Conheci a escritora Teolinda Gersão nas aulas de Literatura Portuguesa, na USP, ainda na graduação, ministradas pela professora Lilian Jacoto. Na oportunidade, estudávamos os escritores contemporâneos e a obra em que nos centrávamos eram Os Teclados. Terminada a faculdade, em um curso de extensão sobre o conto português no século XX, voltei a entrar em contato com Teolinda, agora por intermédio do excelente texto "Um casaco de raposa vermelha". Este conto tematiza dois aspectos importantes da literatura do século XX; o desejo (desorganização do destino), segundo Foucault, o indivíduo que deseja se revela contra a ordem das coisas; e a escrita do corpo (republicação das Cartas Portuguesas por três escritoras na década de 70).
Uma pequena empregada bancária vê numa loja um casaco de raposa vermelha e passa a desejá-lo. Durante três meses (tempo necessário para juntar o dinheiro e liquidar o valor do casaco) sofre uma tranformação que a faz vestir essa nova pele, o foco é deslocado do objeto para o sujeito, como consequência, há uma mudança de conduta, uma transformação desse sujeito. Durante esse processo, o casaco desperta na mulher um desejo primitivo, inclusive de essência animal, fazendo-a despir da figura de bancária para tornar-se mulher e, finalmente, uma raposa. Há, ao final, um disfarce da barbárie e a incorporação do ônus e a volúpia da fantasia.
- Então bom-dia e obrigada, disse saindo à pressa, receando que o tempo que lhe resta

No momento, o livro que tenho como corpus de análise é Paisagem com mulher e mar ao fundo, ambientado durante o período da ditadura de Salazar, em Portugal. A riqueza das imagens, a forma particular de construção do texto, a linguagem e os diálogos que se estabelecem, a força simbólica, sobretudo, a multiplicidade de elementos que precisam ser associados para aprofundar-se no texto de Teolinda Gersão é que me motivou a buscar várias fontes de estudo e vários estudiosos, entre a linguística, a crítica literária, a filosofia e a história, como Bakhtin, Todorov, Antonino Pagliaro, Eni Orlandi, Fiorin, Diana Luz, Bauman, Adorno, Umberto Eco, além de livros de História, a fim de que se possam encontrar os aspectos dialógicos (múltiplas vozes) que surgem no livro, como elas se impõem ou se calam, para quem falam, como articulam os aspectos poéticos, e buscar uma unidade para tantos símbolos que enriquecem a significação da narrativa. É uma atividade complexa, porém, que me enriquece a cada nova leitura, ensinamentos que somente são permitidos por uma obra de tanta qualidade, com tantos recursos literários, e que estabelece um contato íntimo com várias outras disciplinas. Pretendo, ao longo desse estudo, postar textos baseado nas impressões sobre os resultados dessa análise.
Pela primeira vez na sua vida andava num lugar e não contra um lugar, reparou, e não havia nenhuma força gasta em vão. Apenas o prazer secreto de existir, de existir sem pressa, vagueando, domesticando as coisas com o olhar, deixando-se domesticar pelas coisas, sentindo na casa vazia a presença dele, uma presença sem defesa, abandonada, como se o olhasse enquanto dormia.

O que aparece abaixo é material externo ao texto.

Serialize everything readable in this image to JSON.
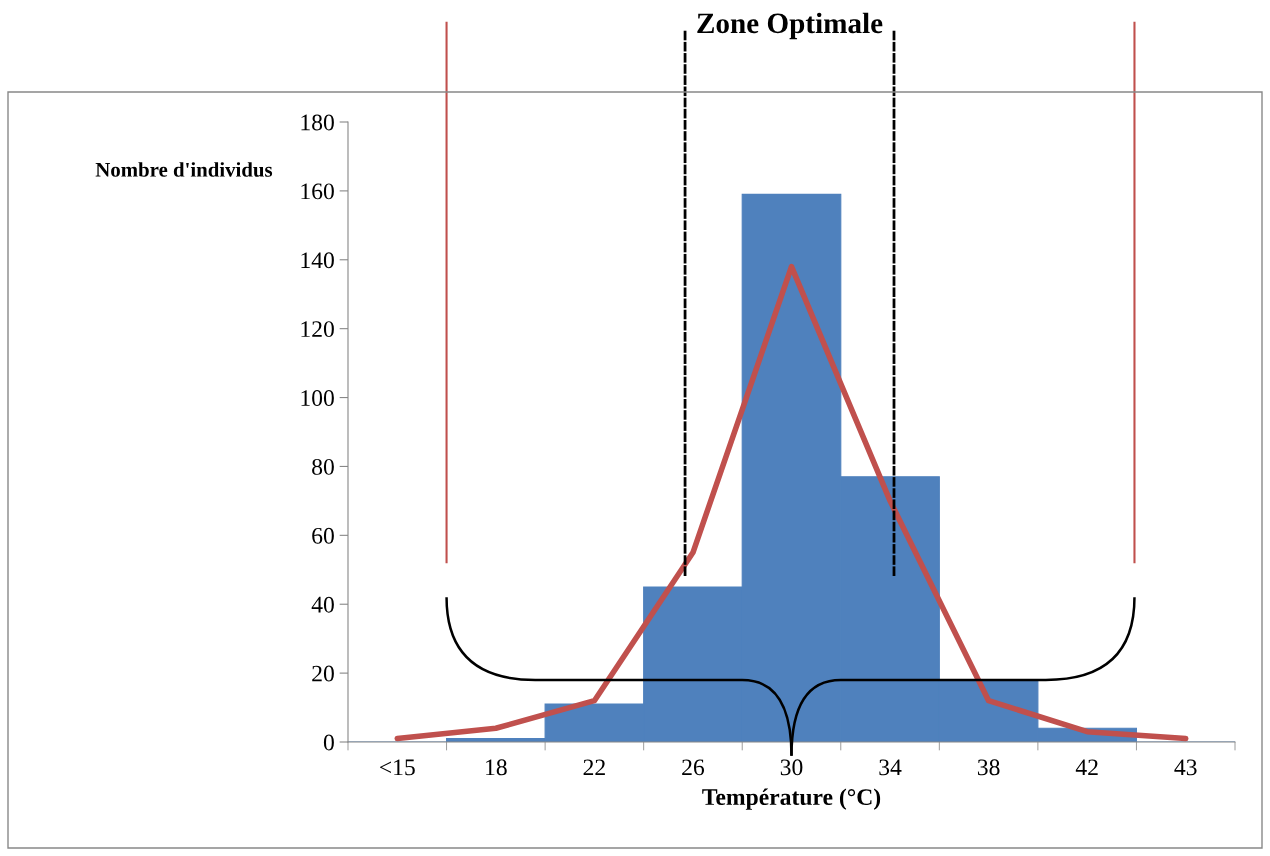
{
  "chart_data": {
    "type": "bar",
    "xlabel": "Température (°C)",
    "ylabel": "Nombre d'individus",
    "categories": [
      "<15",
      "18",
      "22",
      "26",
      "30",
      "34",
      "38",
      "42",
      "43"
    ],
    "series": [
      {
        "color": "#4f81bd",
        "values": [
          0,
          1,
          11,
          45,
          159,
          77,
          18,
          4,
          0
        ]
      },
      {
        "type": "line",
        "color": "#c0504d",
        "values": [
          1,
          4,
          12,
          55,
          138,
          70,
          12,
          3,
          1
        ]
      }
    ],
    "ylim": [
      0,
      180
    ],
    "yticks": [
      0,
      20,
      40,
      60,
      80,
      100,
      120,
      140,
      160,
      180
    ],
    "grid": false,
    "annotations": [
      "Zone Optimale"
    ]
  }
}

(...) Uma etapa da sua vida terminara e uma outra se abria, uma verdade descoberta com o corpo, à medida de seu corpo despido de mitos, cumprido, experimentado, só de experiências e de verdade feito - a força que havia no amor, numa relação de solidariedade e não de supremacia nem domínio, as pessoas reciprocamente apoiando-se, trabalhando juntas para um mesmo fim (Paisagem com mulher e mar ao fundo).
- GOMES, Alvaro Cardoso. A Voz Itinerante. São Paulo: EDUSP, s/d.